What is a Beta and Why is it Used?
A Beta version is originally used to refer to software applications that are close to completion. Beta software is still under active development, debugging, and revisions. Beta software typically doesn’t have all features (even sometimes critical ones) implemented fully or at all.
In the modern terminology, one can have a beta. In this usage, the beta represents a time span during which public users are selectively invited to try out unfinished or untested software as it under goes its final development stages.
Betas give companies a chance to do a controlled semi-public test of their software and to build buzz/hype prior to launch. 100+ users can find far more bugs and problems, faster, than any development team can ever hope to. They also serve to stress test unproven hardware and software systems; safe-guarding against potentially disastrous launch day failures.
Betas are nice and safe testing grounds because users are infinitely more forgiving and helpful about flaws and bugs when participating in a beta than with a full/live service. Problems discovered in a beta typically won’t haunt a service’s reputation, unlike problems discovered during full release.
Types of Betas, Closed and Open
There are two types of Betas. Closed Betas are where public users can only access the service or application if they have been invited. Open betas have no such access restriction. Regardless of the service offered, betas are ALWAYS free. No one useful or moral will pay to be in a beta. Closed betas almost always have an NDA, open betas never do.
Timing
An average closed beta for software that has 4 years of development behind it is 4-6 months long. Realistically, anything less than 1 month is unlikely to be very productive.
Betas typically end with the software or service launching. This is the way it’ll be assumed by users to be; sometimes deviating from this part of the formula expectation can cause problems. Example: “Man that stuff was so busted when the beta ended, I’m not using it and you shouldn’t either.”
Some Unwritten Rules
The service being tested will not always work, will have bugs, and will not always be available to the beta testers. If usage windows are being used, users expect to be able to find the times when they can use it to be easily accessible. This is all normal and users generally don’t hold it against the company.
Data, profiles, and anything user related is subject to total destruction at the whim of the company. Users don’t expect anything of theirs to survive the beta. However, if the community has really poured its heart out and generated a lot of content, then it would be a big no-no to delete their hard work.
Users who were able to use the beta for free will have to pay to keep their accounts and services when the service goes live. This is fine and expected. They need to be able to keep their accounts however as account = identity.
How to Host a Beta and How to Use it to Your Advantage
You have enough once the service or application is nearing completion, and its mission critical systems can be used.
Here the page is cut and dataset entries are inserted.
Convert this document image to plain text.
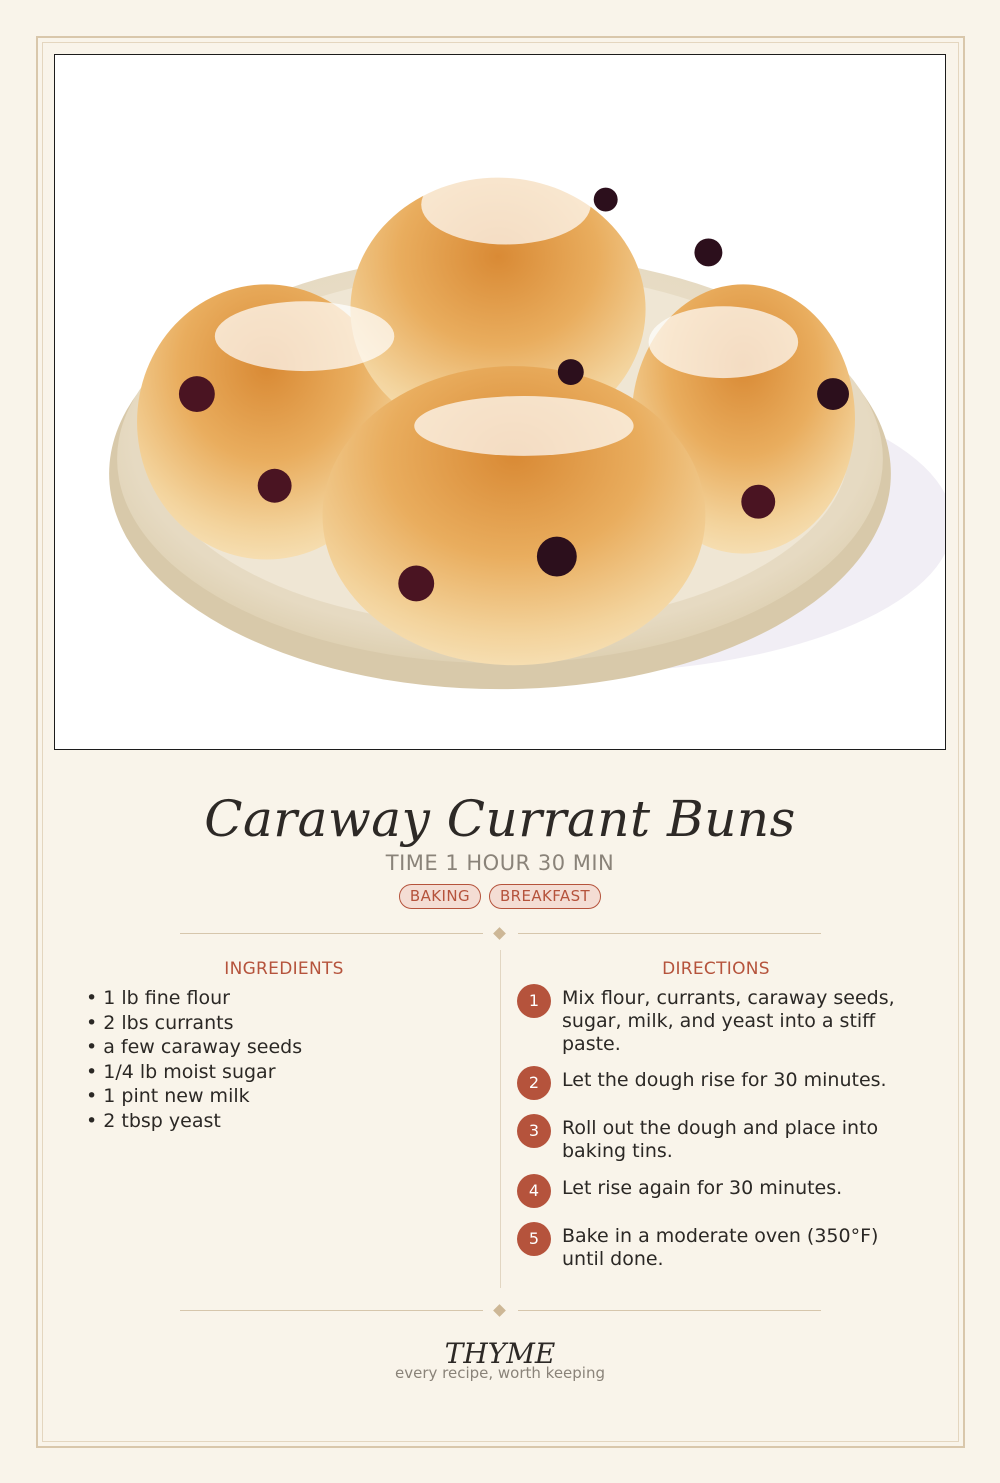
Caraway Currant Buns
TIME 1 HOUR 30 MIN
BAKING	BREAKFAST
INGREDIENTS	DIRECTIONS
• 1 lb fine flour
• 2 lbs currants
• a few caraway seeds
• 1/4 lb moist sugar
• 1 pint new milk
• 2 tbsp yeast
1	Mix flour, currants, caraway seeds, sugar, milk, and yeast into a stiff paste.
2	Let the dough rise for 30 minutes.
3	Roll out the dough and place into baking tins.
4	Let rise again for 30 minutes.
5	Bake in a moderate oven (350°F) until done.
THYME
every recipe, worth keeping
So long as users can get into the service and get basic value from it, that’s enough. Ideally, one can start the beta when one starts the real pre-launch marketing.
Start With a Closed Beta, Always
Send out invites, talk to the community, promo on blogs. Get people interested and give the cream of the crop special access to start using the service for free. After the closed beta is working mostly well, then an open beta can be considered. Depending on what kind of site or application you are testing, you could just end up with a bunch of worthless 12-18 year-olds who do nothing but complain, slander, drive away the really cool early adopters, and then jump ship when your service goes to pay.
Talk to Your Beta Testers Constantly
You will get a flood of advice, much bad, some good, some golden. Identify who really knows their stuff, and who others respect. These are the initial community pillars and it is a priority to keep them happy and on-board. If you must, you can pay someone and essentially ‘seed’ the starting community with someone who toes the company line. Just be sure to make sure they don’t get found out as a fake.
Be Responsive and Open
When dealing with the beta community, addressing their issues is important. If your company comes across as a cool-headed, responsive, responsible, empathetic, and fair, then the good faith built during the beta will be a foundation from which the community grows on. Remember there’s an NDA and hide nothing from the closed beta people. Honesty, accountability, and transparency count for tons in the company-community relationship. When the NDA expires and the beta goes live, you want these people to sing glowing praises behind your back.
Buzz Within Buzz
Talk constantly to the beta testers about what you are doing with the service, where it is going, what issues are being addressed, what its time-line is, what its future is. Don’t stop doing this when the beta ends. In fact, don’t stop doing this EVER. Update daily if you can, weekly at the worst. Keep their eyes and ears looking forward, always.
Do something Special for the Closed Testers.
Run events, contests, give-aways. Give-aways are excellent chances to target a few free months of use to those important community leader types that have appeared during the beta. Help make sure they stay on board for that delicate post-launch span of time when things are getting rolling. At the end of the beta, do something big and memorable to celebrate and thank all your beta testers.
The Key to Running a Good Beta is Two-Fold
Firstly, use real people to find flaws, do debugging and usage tests for you for free, while stress-testing critical systems in a fault-tolerant atmosphere. Secondly, use the beta time to start building the community; because the community that comes with the website is as much of a product as the service itself is. Missing one is like missing the paint on a car. Beta testers are an excellent resource for any starting community.